En general, quiere Brecht desvestir el carácter impostor y la doblez del tiempo histórico en que vive, y como sabe que la hipocresía es ágil dándole nombres agradables a las realidades malsonantes, le da un lugar privilegiado al eufemismo. La libertad, por ejemplo, resulta una convicción extraña: «He observado que una frase como `somos un país libre' se oye siempre que alguien se queja de falta de libertad». De la misma manera, y no se si hoy sabremos decirlo mejor, «por democrático se entiende cierto aire agradable y misterioso, visto en un gran señor, claro está; en un individuo famélico resulta más bien desvergonzado». Por otro lado, «nuestras vidas dependen por entero de la economía, y ésta es un asunto tan complicado que para abarcarla en su totalidad hacen falta dosis de inteligencia que simplemente no existe. ¡Y en este caso los hombres habían desarrollado una economía cuya interpretación exigía superhombres!». Los protagonistas, Kalle y Zieffel, son realmente simpáticos, socarrones, pero son un antifaz de personajes un tanto más oscuros y macabros pero omnipresentes y bien conocidos, como la libertad en una jaula, la democracia fotogénica o el misterio de la economía.

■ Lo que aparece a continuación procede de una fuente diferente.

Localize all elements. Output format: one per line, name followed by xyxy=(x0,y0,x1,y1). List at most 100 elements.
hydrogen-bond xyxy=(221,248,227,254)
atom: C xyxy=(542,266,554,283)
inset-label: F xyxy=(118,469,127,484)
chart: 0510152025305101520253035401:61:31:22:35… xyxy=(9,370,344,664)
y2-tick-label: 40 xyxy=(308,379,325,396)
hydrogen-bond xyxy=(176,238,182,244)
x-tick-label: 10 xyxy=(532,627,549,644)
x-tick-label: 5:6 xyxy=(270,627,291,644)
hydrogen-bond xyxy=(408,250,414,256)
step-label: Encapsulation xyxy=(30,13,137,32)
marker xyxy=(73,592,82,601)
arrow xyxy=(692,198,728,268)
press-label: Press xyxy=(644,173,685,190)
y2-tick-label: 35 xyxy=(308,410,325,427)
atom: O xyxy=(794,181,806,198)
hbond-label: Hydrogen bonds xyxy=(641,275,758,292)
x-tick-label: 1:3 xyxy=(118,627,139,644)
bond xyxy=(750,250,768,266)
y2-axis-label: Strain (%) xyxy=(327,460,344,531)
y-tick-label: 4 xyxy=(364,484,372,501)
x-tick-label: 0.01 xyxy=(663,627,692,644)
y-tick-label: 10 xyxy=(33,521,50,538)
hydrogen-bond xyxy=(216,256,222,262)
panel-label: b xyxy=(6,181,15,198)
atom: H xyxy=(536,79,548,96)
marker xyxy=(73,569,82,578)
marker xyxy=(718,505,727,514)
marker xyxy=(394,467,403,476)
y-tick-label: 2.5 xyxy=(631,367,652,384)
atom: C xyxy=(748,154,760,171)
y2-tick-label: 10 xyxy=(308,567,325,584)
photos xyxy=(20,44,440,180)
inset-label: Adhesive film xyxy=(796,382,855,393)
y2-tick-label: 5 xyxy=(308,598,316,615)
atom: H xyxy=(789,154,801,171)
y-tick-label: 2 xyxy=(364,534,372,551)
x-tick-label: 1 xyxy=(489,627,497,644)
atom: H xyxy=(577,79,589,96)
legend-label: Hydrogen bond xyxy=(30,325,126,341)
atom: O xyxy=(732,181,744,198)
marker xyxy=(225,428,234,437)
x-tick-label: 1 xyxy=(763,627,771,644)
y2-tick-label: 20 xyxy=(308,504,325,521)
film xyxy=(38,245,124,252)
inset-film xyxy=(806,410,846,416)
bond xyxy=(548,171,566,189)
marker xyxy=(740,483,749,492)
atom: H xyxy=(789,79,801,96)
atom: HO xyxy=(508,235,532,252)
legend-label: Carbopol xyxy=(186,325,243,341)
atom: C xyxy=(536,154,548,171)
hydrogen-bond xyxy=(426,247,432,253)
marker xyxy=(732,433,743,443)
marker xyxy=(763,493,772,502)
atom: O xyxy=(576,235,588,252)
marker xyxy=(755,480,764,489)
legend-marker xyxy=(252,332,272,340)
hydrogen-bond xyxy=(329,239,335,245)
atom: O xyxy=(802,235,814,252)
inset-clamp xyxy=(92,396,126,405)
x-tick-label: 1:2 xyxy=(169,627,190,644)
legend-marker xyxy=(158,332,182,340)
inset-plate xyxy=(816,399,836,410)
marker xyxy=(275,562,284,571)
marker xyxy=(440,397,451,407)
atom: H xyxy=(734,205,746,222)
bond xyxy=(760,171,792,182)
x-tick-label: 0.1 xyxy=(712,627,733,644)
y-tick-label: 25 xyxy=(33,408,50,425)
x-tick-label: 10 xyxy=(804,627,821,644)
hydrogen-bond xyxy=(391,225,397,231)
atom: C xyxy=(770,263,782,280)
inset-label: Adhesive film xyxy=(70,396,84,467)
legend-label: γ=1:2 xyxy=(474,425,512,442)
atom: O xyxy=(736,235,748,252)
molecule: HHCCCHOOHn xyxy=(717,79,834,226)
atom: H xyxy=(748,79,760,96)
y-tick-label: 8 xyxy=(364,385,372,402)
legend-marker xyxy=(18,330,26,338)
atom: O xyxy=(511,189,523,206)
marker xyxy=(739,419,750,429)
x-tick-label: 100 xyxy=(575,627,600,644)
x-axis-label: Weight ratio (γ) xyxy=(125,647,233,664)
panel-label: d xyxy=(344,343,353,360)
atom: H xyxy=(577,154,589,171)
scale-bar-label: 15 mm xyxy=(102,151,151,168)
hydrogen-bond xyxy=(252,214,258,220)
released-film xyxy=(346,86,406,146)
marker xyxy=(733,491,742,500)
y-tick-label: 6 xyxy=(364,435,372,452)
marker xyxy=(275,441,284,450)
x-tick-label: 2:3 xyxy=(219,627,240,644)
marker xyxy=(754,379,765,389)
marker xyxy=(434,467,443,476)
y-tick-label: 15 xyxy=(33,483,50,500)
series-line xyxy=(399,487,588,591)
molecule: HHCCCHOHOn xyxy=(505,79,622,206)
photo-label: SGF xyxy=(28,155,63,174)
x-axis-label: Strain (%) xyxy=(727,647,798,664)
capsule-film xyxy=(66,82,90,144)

Diálogos de Refugiados» captura las paradojas inocentes no tan inocentes de aquello que llaman «la realidad compleja». Por ejemplo, que en un mundo tan complicado será mejor que las palabras y las obras delimiten perfectamente sus respectivos campos de acción, que se relacionen lo menos posible entre sí; a no ser que uno quiera convertirse en un amoral de palabra y pensamiento, y en la práctica en un tarado. Kalle cita como modelo de comportamiento «un tipo que era químico y fabricaba gas tóxico. Personalmente era pacifista y daba charlas contra la locura de la guerra ante la juventud pacifista; sus discursos podían llegar a ser muy virulentos y continuamente tenían que exhortarlo a la moderación». Y no es que el hombre fuera ignorante de la contradicción entre sus discursos y sus actos: «al igual que nosotros, él también estaba en contra de que la gente no tuviera nada que ver con lo que fabricaba». Pero, como se diría hoy, ¿qué podría hacer si no? Se puede incluso llegar más lejos y resolver la contradicción como tantos intelectuales de izquierda coetáneos: ¿para qué atormentarse con la inconsecuencia cuando se puede ser coherente jaleando al patrón, y además vivir mejor? Al fin y al cabo, el bienestar es un fin legítimo, y justamente los ideales de bienestar y la prosperidad son, por lo general, magníficos conductores de la escritura de propaganda.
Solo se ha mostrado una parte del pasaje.